The sudden vacuum in Pakistan's leadership - Zia was essentially a dictator at the head of a military junta - raises serious problems for Pakistan and its neighbors. For example, Pakistan is home to 3.5 million Afghan refugees and a pipeline for U.S. military aid funneled to the anti-Soviet rebels. What happens, if anything, to that arrangement now?

And an unfriendly India, worried about Pakistan's work on a nuclear bomb, is likely to become ever more jittery with the unexpected disruption of the political scenery.

Even without Zia, the 450,000-man army remains in command. But there will be power struggles between Zia's allies and enemies. Ethnic minorities who have suffered in restless silence may seize this opportunity to raise rebellions of their own.

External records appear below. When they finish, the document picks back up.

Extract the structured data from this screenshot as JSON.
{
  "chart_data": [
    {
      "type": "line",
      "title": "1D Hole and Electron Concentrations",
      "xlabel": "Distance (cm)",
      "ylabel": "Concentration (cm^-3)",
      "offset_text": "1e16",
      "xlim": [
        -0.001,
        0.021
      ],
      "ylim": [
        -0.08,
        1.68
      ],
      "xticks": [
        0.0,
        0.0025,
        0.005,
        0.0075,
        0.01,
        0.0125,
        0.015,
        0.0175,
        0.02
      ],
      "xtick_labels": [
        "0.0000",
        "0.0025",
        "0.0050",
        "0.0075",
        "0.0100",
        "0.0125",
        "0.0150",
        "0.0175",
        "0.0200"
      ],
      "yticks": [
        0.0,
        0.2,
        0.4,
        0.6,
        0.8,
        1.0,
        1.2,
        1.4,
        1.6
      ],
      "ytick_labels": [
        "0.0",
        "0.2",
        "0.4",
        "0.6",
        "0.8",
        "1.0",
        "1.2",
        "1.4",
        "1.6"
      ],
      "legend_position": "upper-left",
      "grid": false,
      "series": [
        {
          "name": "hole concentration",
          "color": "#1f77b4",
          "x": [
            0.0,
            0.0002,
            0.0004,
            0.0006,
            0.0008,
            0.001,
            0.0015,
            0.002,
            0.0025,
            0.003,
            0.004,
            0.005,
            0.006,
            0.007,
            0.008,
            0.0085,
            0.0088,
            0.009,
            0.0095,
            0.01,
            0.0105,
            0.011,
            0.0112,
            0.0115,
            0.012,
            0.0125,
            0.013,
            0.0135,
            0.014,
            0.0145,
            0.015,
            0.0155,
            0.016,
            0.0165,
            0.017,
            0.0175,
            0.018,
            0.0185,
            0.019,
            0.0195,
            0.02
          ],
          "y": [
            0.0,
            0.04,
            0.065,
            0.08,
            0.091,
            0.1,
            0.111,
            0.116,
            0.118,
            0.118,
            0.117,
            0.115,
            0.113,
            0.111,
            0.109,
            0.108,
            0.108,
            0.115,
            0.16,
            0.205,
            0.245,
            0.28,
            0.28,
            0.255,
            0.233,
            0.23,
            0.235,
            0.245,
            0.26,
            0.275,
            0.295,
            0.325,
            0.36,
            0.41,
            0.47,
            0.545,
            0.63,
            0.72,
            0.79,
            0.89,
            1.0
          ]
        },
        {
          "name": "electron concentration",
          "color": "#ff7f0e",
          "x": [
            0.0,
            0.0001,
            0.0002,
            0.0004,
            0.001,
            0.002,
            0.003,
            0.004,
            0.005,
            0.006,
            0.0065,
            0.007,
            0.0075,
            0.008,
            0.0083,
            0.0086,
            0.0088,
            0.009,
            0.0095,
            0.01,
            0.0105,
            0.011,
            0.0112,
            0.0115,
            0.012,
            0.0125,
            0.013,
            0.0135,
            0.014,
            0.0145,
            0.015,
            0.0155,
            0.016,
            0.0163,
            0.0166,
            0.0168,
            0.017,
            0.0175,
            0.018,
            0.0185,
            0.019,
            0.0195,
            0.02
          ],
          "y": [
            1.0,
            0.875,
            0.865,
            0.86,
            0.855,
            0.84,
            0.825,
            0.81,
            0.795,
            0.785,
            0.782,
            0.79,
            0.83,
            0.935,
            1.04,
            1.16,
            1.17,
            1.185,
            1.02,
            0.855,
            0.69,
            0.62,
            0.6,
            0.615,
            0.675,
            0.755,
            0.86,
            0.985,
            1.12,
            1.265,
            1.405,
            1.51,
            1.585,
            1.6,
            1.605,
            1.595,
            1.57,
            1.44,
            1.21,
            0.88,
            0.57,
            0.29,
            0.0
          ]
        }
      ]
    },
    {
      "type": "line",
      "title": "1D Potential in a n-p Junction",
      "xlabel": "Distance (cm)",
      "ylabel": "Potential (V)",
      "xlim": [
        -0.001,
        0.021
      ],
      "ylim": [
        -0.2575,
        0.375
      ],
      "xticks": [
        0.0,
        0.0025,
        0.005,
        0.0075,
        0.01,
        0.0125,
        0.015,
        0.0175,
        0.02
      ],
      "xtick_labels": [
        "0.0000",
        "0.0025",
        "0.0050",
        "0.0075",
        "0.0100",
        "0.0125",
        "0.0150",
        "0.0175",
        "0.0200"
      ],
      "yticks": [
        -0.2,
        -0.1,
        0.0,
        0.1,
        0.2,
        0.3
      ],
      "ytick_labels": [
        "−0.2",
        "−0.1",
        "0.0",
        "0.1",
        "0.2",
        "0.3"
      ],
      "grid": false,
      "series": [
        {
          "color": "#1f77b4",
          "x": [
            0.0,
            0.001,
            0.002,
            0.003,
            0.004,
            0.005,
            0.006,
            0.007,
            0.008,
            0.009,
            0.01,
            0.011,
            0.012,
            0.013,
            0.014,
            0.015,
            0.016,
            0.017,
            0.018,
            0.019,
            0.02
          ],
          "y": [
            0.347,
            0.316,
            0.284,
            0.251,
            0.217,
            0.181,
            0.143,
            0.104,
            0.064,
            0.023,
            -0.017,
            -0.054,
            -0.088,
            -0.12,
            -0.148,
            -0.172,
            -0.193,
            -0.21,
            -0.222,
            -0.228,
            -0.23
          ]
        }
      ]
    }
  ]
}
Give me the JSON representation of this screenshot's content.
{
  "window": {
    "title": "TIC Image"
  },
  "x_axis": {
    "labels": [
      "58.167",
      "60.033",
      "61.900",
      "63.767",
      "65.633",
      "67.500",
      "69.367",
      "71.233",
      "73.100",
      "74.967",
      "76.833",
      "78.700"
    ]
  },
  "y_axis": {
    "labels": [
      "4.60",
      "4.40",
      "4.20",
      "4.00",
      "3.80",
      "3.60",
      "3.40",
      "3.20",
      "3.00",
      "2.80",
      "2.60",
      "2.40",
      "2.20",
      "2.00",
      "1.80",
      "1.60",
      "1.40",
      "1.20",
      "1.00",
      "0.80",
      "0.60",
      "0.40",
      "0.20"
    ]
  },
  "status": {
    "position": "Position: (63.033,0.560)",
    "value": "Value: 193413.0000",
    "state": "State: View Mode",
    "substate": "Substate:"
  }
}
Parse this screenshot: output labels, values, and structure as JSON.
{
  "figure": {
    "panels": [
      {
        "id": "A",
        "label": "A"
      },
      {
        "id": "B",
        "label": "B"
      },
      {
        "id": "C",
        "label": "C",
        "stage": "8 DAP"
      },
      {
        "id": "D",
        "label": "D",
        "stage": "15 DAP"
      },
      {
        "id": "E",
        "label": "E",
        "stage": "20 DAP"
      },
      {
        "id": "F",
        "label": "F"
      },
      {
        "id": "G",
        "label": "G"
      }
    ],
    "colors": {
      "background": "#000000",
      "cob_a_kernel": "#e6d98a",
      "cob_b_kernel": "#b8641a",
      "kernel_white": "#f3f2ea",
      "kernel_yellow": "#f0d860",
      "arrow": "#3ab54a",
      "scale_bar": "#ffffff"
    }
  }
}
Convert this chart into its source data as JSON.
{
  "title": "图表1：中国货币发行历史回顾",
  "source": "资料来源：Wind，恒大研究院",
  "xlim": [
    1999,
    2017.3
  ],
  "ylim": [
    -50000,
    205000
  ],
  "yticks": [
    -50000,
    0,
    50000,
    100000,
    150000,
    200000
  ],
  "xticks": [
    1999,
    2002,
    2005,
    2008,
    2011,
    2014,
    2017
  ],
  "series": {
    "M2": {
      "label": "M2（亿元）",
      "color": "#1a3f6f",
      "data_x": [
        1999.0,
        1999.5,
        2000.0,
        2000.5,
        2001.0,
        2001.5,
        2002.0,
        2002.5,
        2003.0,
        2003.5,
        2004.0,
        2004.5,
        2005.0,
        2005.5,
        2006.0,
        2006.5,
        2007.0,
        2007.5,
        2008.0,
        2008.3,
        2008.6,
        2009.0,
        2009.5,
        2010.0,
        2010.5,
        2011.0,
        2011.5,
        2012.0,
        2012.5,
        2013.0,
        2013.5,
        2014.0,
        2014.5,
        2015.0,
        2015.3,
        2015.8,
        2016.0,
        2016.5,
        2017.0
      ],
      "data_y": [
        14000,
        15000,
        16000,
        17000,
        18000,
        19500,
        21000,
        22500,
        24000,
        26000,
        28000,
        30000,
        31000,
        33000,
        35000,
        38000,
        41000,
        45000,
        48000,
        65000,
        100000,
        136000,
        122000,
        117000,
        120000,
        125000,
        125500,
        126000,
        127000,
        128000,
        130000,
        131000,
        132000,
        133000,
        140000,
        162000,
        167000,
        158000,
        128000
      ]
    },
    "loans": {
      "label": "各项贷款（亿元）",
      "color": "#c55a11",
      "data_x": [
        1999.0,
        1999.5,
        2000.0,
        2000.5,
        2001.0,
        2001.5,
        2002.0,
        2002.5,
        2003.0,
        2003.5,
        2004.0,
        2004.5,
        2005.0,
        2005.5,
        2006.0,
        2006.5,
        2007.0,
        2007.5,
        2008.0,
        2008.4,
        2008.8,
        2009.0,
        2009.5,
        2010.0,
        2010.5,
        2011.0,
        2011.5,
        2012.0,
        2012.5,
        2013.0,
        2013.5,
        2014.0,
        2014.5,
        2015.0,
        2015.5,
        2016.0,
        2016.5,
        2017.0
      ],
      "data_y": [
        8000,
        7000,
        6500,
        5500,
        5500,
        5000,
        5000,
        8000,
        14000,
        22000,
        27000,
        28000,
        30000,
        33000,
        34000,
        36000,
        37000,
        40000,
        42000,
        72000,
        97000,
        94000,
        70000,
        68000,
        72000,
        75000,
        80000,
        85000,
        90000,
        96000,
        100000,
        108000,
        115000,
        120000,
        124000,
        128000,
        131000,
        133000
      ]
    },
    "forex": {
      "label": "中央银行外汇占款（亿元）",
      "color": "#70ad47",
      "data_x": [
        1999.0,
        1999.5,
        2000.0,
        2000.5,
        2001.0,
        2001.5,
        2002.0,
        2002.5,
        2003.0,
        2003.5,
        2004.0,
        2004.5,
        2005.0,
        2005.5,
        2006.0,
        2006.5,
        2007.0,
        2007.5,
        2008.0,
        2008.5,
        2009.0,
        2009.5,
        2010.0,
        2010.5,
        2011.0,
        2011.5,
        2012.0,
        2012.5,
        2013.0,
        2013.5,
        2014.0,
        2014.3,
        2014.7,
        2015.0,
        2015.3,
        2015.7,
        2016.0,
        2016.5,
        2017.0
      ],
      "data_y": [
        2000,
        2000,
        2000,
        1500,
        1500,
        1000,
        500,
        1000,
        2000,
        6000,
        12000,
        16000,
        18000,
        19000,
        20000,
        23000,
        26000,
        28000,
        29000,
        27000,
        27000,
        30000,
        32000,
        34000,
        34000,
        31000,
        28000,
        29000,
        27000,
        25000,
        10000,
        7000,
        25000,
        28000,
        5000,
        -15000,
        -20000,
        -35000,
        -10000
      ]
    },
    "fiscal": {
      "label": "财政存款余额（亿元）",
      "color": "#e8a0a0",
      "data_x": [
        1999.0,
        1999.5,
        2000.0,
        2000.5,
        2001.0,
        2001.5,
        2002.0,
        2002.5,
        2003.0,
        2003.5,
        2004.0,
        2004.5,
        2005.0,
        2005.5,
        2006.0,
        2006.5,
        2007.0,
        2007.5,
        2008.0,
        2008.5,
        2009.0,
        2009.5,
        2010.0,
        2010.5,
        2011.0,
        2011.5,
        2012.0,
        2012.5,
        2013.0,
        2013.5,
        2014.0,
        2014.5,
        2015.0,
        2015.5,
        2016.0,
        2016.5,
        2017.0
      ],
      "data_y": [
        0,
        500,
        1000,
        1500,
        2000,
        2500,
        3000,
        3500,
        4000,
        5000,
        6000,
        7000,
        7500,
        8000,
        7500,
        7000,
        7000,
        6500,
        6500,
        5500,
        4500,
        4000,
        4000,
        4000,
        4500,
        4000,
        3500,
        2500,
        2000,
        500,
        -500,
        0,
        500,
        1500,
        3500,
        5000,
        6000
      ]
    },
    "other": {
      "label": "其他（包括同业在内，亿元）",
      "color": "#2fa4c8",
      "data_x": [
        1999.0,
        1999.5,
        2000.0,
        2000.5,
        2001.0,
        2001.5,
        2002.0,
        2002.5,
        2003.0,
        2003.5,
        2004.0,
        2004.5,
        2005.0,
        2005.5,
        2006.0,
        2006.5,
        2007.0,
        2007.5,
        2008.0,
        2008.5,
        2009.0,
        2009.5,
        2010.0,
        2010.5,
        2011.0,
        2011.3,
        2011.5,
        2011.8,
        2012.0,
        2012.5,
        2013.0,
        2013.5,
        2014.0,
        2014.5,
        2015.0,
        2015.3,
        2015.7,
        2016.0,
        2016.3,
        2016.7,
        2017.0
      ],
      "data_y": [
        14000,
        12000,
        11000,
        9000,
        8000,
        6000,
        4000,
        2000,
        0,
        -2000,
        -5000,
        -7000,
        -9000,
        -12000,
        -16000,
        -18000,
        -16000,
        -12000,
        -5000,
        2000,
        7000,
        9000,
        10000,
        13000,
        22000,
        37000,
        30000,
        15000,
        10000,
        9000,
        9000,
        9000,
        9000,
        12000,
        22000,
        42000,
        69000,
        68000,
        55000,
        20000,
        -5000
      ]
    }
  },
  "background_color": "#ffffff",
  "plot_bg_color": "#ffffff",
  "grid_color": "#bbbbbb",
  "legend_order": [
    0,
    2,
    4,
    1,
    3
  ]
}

Despite his being considered a "special friend" of the U.S., Zia could not be classified as a "good guy." He overthrew the democratically elected government of Zulfikar Ali Bhutto in 1977. Bhutto was later hanged.

Bhutto's daughter, Benazir Bhutto, returned to Pakistan in 1986 after two years in exile and has been trying to build a power base to oust Zia, something like Corazin Aquino did in the Philippines.

Elections are scheduled in Pakistan for Nov. 16. Zia had been carefully pulling the strings, but his death introduces a whole new scenario. If what's left of the government tries to cancel those elections, it could lead to riots. If they take place as planned, the outcome has suddenly become anybody's guess.